書くことは、聴くこと──「空と海」をめぐる静かな対話

先日、日本ファシリテーター協会の分科会として、書のワークショップを実施する機会をいただきました。
タイトルは「書くことは、聴くこと」。参加者は、普段から人の言葉に耳を傾け、場の空気を紡ぎ出すことを仕事にしているファシリテーターの方々。
参加者の皆さんは、ファシリテーターとして言葉の扱いに長けている方ばかりということで、今回は、あえてその言葉の輪郭をぼかしてみたかった。頭の中で整えられた文章を「書く」のではなく、自分のなかに眠っている言葉を、身体を通じて「聴く」ようにして表現してみる。そんな時間になったと思います。

テーマは「空と海」。
曖昧で、ひろがりがあって、ちょっとつかみどころがない。だからこそ、それぞれの内側から引き出される言葉には、思いがけない深さや遠さが宿るのではないかと、そう思ったのです。
書道というと、どうしても整った美しい文字をイメージしがちですが、今回は少し違いました。墨の濃さ、筆の速さ、にじみや掠れ。それぞれの動きが、まるで感情の温度をそのまま紙に転写しているかのようで、どの作品にも、そこに至るまでの思索と感受がまっすぐに表れていました。

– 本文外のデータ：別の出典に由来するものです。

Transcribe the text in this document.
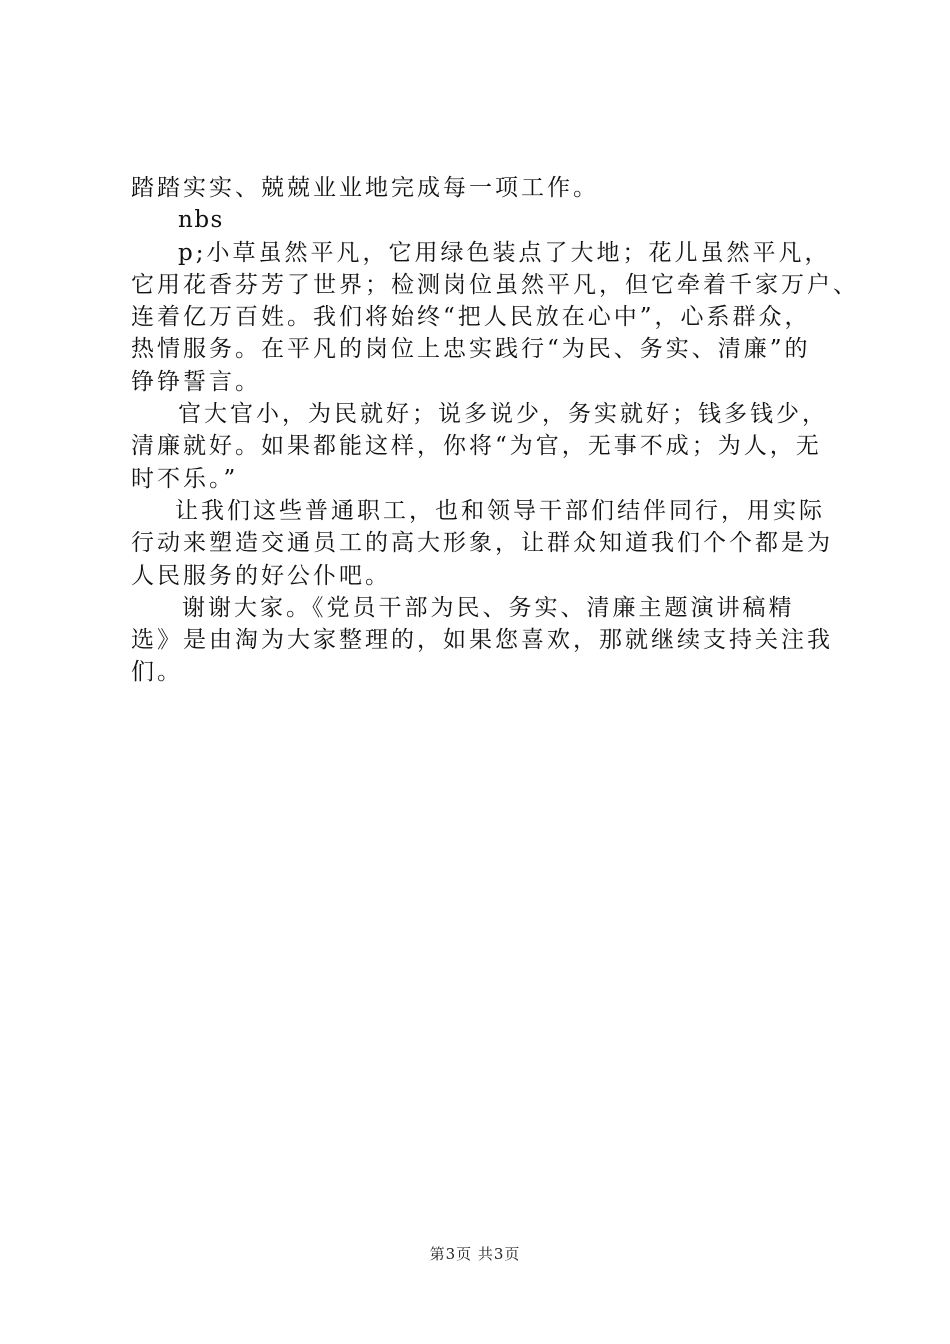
踏踏实实、兢兢业业地完成每一项工作。

nbs
p;小草虽然平凡，它用绿色装点了大地；花儿虽然平凡，
它用花香芬芳了世界；检测岗位虽然平凡，但它牵着千家万户、
连着亿万百姓。我们将始终“把人民放在心中”，心系群众，
热情服务。在平凡的岗位上忠实践行“为民、务实、清廉”的
铮铮誓言。

官大官小，为民就好；说多说少，务实就好；钱多钱少，
清廉就好。如果都能这样，你将“为官，无事不成；为人，无
时不乐。”

让我们这些普通职工，也和领导干部们结伴同行，用实际
行动来塑造交通员工的高大形象，让群众知道我们个个都是为
人民服务的好公仆吧。

谢谢大家。《党员干部为民、务实、清廉主题演讲稿精
选》是由淘为大家整理的，如果您喜欢，那就继续支持关注我
们。

第3页 共3页
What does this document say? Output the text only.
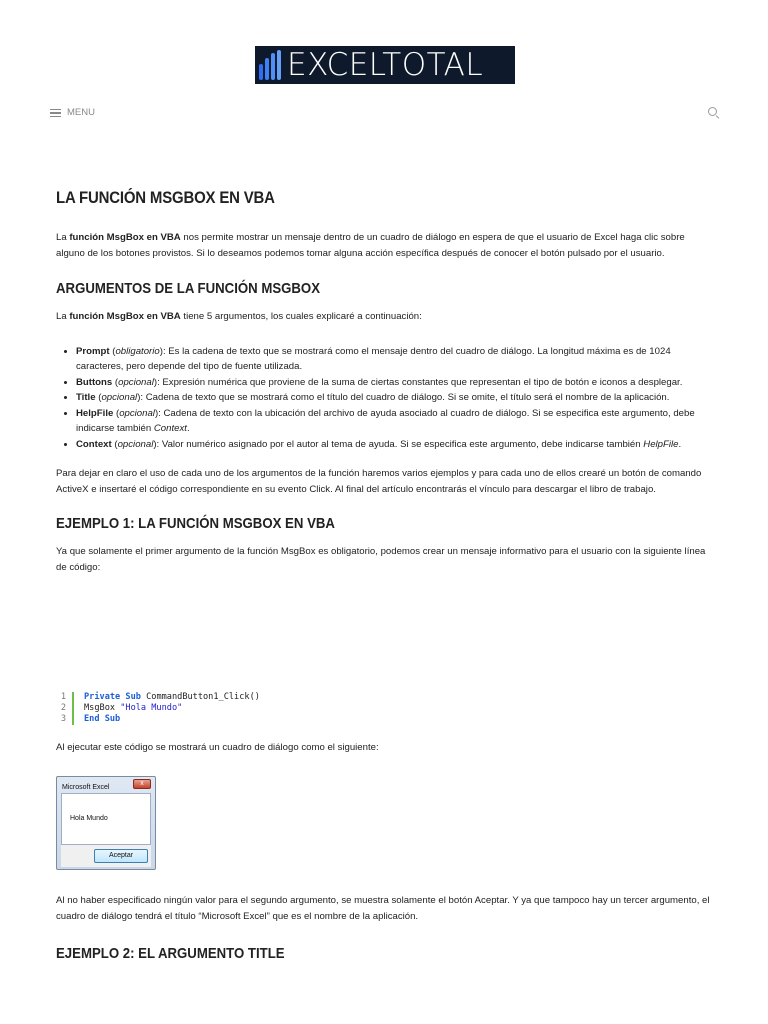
EXCELTOTAL
MENU
LA FUNCIÓN MSGBOX EN VBA

La función MsgBox en VBA nos permite mostrar un mensaje dentro de un cuadro de diálogo en espera de que el usuario de Excel haga clic sobre alguno de los botones provistos. Si lo deseamos podemos tomar alguna acción específica después de conocer el botón pulsado por el usuario.

ARGUMENTOS DE LA FUNCIÓN MSGBOX

La función MsgBox en VBA tiene 5 argumentos, los cuales explicaré a continuación:

• Prompt (obligatorio): Es la cadena de texto que se mostrará como el mensaje dentro del cuadro de diálogo. La longitud máxima es de 1024 caracteres, pero depende del tipo de fuente utilizada.
• Buttons (opcional): Expresión numérica que proviene de la suma de ciertas constantes que representan el tipo de botón e iconos a desplegar.
• Title (opcional): Cadena de texto que se mostrará como el título del cuadro de diálogo. Si se omite, el título será el nombre de la aplicación.
• HelpFile (opcional): Cadena de texto con la ubicación del archivo de ayuda asociado al cuadro de diálogo. Si se especifica este argumento, debe indicarse también Context.
• Context (opcional): Valor numérico asignado por el autor al tema de ayuda. Si se especifica este argumento, debe indicarse también HelpFile.

Para dejar en claro el uso de cada uno de los argumentos de la función haremos varios ejemplos y para cada uno de ellos crearé un botón de comando ActiveX e insertaré el código correspondiente en su evento Click. Al final del artículo encontrarás el vínculo para descargar el libro de trabajo.

EJEMPLO 1: LA FUNCIÓN MSGBOX EN VBA

Ya que solamente el primer argumento de la función MsgBox es obligatorio, podemos crear un mensaje informativo para el usuario con la siguiente línea de código:

1	Private Sub CommandButton1_Click()
2	MsgBox "Hola Mundo"
3	End Sub

Al ejecutar este código se mostrará un cuadro de diálogo como el siguiente:

Microsoft Excel
x
Hola Mundo
Aceptar

Al no haber especificado ningún valor para el segundo argumento, se muestra solamente el botón Aceptar. Y ya que tampoco hay un tercer argumento, el cuadro de diálogo tendrá el título “Microsoft Excel” que es el nombre de la aplicación.

EJEMPLO 2: EL ARGUMENTO TITLE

書道というものが「言葉を美しく整える手段」ではなく、「言葉が生まれる瞬間を支えるプロセス」であるということを、あらためて実感しました。
私たちは日常の中で「言葉を使う」ことにとても慣れてしまっています。でもその手前には、「言葉が立ち上がる」瞬間がある。感情が、記憶が、呼吸の波が、すこしずつ言葉のかたちをなしていく時間。それを、筆と墨がそっと手伝ってくれる。

今後は、さらに「言葉が生まれるプロセス」に焦点をあてたワークも取り入れていけたらと思っています。詩や古典に触れることはもちろん、個人の体験や、ふとした感情の断片から言葉をすくい取っていくような導入があってもいい。
書という営みの可能性を、もう少し先へと伸ばしてみたいと思います。